The suicide this week on Manus Island of a Rohingya refugee, Salim Kyawning, went largely unnoticed in the mainstream press. The Home Affairs Minister Peter Dutton was too busy in parliament scoring cheap political points to pay attention to the fourteenth death in offshore detention. When questioned by Greens member, Adam Bandt Dutton fumed: ‘I’m not here to take moral lecturing from the Greens.’

The facts were that Salim fled Myanmar’s genocide and had spent five years on Manus Island despite being officially considered a refugee and under the care of Australian authorities. We failed him. When did politics turn so cruel?
It would be too easy to point the finger at Minister Dutton and his department as we usually do as lacking in compassion so it’s worth drilling deeper and interrogating ourselves as to how we have allowed such a non-compassionate system to flourish mostly unchallenged except by a minority.

Has it been the collapse of our trusted institutions their betrayal of us that has made us a callous nation?
Is it our fixation on the need for security, on reinforcing our borders that has made us selfish and lacking in compassion?
Or is it simply that we are suffering from compassion fatigue where we have the time and energy only to care for our own families and friends, the growth of an ‘everyone for themselves’ philosophy?
Whatever the reason, it’s easy to be cowed into silence when speaking up means being labeled as merely ‘a bleeding heart’, ‘just politically correct’ or being a ‘moral lecturer’. All of these labels are intended to intimidate, to portray activists as weak, ignorant of political necessities, of making the hard decisions that strong politics demands.
I for one have lost hope in the current political institutions. It’s wearying and debilitating to witness the systemic cruelty in institutions and where solutions seem beyond our control.


However I’ve not lost hope in compassion arising from grassroots communities and organisations. Society can only be judged on the way it treats its most vulnerable, not by the number of billionaires or the number of gold medals at an Olympics.   There are many small groups and communities active in Australia that are energetically fighting for those most vulnerable who have become the casualties of ‘trickle-down’ economics. There are enough people involved in community education, health, human rights, and disability advocacy to inspire all we ‘bleeding hearts’ and make our hearts sing.

I’ll leave the last words on compassion and Salim to Behrouz Boochani, journalist and an Iranian refugee held on Manus, words which balance the reality of Australia’s institutional cruelty with the courage of grassroots activists such as Behrouz who refuse to give up on compassion.

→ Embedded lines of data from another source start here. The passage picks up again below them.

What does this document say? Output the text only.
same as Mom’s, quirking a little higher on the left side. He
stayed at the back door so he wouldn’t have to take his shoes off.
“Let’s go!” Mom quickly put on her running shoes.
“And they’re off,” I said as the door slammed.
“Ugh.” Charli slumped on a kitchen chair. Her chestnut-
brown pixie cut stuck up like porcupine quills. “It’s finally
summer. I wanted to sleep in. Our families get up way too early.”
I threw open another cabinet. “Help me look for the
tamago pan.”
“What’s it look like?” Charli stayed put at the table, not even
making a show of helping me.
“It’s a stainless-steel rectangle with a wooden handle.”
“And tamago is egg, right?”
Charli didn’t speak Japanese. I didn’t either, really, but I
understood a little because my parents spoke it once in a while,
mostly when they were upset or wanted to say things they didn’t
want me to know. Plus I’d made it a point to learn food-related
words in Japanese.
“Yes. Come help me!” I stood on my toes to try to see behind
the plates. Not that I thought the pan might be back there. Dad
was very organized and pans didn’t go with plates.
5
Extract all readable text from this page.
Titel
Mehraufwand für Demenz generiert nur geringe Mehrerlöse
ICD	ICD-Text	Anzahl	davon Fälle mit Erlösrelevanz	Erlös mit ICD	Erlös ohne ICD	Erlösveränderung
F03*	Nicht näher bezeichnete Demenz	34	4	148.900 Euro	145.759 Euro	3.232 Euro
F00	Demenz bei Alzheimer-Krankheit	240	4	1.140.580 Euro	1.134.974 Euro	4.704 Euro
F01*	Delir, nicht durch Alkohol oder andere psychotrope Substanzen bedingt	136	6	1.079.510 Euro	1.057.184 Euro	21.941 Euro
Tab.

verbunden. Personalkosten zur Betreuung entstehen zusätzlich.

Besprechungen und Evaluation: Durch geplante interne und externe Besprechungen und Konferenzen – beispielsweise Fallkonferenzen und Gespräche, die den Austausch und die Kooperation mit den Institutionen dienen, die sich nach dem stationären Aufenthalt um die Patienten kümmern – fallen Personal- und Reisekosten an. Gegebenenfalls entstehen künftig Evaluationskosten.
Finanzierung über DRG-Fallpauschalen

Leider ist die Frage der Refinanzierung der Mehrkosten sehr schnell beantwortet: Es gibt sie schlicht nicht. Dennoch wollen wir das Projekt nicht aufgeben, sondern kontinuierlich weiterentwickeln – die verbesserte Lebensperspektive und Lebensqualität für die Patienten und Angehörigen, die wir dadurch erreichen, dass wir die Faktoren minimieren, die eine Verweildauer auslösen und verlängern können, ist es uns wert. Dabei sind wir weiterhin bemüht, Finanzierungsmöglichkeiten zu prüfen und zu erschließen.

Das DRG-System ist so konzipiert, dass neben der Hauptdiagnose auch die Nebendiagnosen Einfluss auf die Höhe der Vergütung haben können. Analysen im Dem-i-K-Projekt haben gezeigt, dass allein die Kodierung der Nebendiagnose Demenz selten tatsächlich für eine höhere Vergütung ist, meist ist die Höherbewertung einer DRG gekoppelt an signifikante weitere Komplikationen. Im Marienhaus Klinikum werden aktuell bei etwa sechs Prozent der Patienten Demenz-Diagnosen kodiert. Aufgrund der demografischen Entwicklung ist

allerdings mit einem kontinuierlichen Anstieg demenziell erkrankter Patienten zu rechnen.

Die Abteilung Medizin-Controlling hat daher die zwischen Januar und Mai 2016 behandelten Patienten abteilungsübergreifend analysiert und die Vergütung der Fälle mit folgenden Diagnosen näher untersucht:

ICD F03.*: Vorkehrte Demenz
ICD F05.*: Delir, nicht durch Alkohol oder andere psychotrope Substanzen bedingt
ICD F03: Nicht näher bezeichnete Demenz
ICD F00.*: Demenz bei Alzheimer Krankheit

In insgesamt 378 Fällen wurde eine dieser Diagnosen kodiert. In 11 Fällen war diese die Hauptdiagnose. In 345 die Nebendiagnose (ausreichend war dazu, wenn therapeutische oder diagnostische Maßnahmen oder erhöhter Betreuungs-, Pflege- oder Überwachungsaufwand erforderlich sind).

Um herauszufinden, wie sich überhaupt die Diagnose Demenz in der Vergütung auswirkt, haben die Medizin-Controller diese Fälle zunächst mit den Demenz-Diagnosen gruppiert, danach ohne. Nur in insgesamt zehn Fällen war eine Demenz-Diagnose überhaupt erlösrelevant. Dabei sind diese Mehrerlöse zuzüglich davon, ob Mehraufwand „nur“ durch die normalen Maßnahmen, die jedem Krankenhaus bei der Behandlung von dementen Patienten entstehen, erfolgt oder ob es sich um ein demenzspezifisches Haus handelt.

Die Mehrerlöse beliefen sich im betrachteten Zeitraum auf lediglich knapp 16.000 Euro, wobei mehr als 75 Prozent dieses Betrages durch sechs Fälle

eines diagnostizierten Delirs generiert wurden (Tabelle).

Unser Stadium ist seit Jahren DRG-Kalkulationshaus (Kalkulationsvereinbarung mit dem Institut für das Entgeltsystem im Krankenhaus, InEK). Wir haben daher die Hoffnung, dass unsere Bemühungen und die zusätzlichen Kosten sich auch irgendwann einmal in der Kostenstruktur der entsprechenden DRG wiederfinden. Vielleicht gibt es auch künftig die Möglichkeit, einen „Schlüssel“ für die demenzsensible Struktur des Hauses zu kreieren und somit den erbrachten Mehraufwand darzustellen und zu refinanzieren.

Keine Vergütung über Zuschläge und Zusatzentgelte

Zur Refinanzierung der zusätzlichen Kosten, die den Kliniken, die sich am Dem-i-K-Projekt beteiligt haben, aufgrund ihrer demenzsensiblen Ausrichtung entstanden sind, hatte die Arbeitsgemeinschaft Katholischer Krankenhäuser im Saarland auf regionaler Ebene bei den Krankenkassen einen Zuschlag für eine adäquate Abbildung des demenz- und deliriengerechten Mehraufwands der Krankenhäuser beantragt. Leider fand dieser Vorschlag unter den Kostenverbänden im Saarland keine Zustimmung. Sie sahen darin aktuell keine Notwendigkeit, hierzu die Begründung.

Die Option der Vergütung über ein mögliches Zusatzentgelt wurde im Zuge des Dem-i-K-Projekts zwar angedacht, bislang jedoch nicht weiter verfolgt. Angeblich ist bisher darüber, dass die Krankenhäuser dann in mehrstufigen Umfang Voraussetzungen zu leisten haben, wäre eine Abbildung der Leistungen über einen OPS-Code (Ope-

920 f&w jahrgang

“Salim and many others were driven to death by the application of systematic torture. The death of Salim is the outcome of organised tactics of violence that involve a chain of command and administrative procedures. These are deaths ordered by political actors and a government that knows what it is doing; strategic manoeuvres designed to eliminate people incarcerated on Manus in the most violent way. The deaths that have taken place have had a profound effect on the inmates. Physical violence is only one aspect of the attacks; after all these years the system also plays sick games with tortured and vulnerable souls.”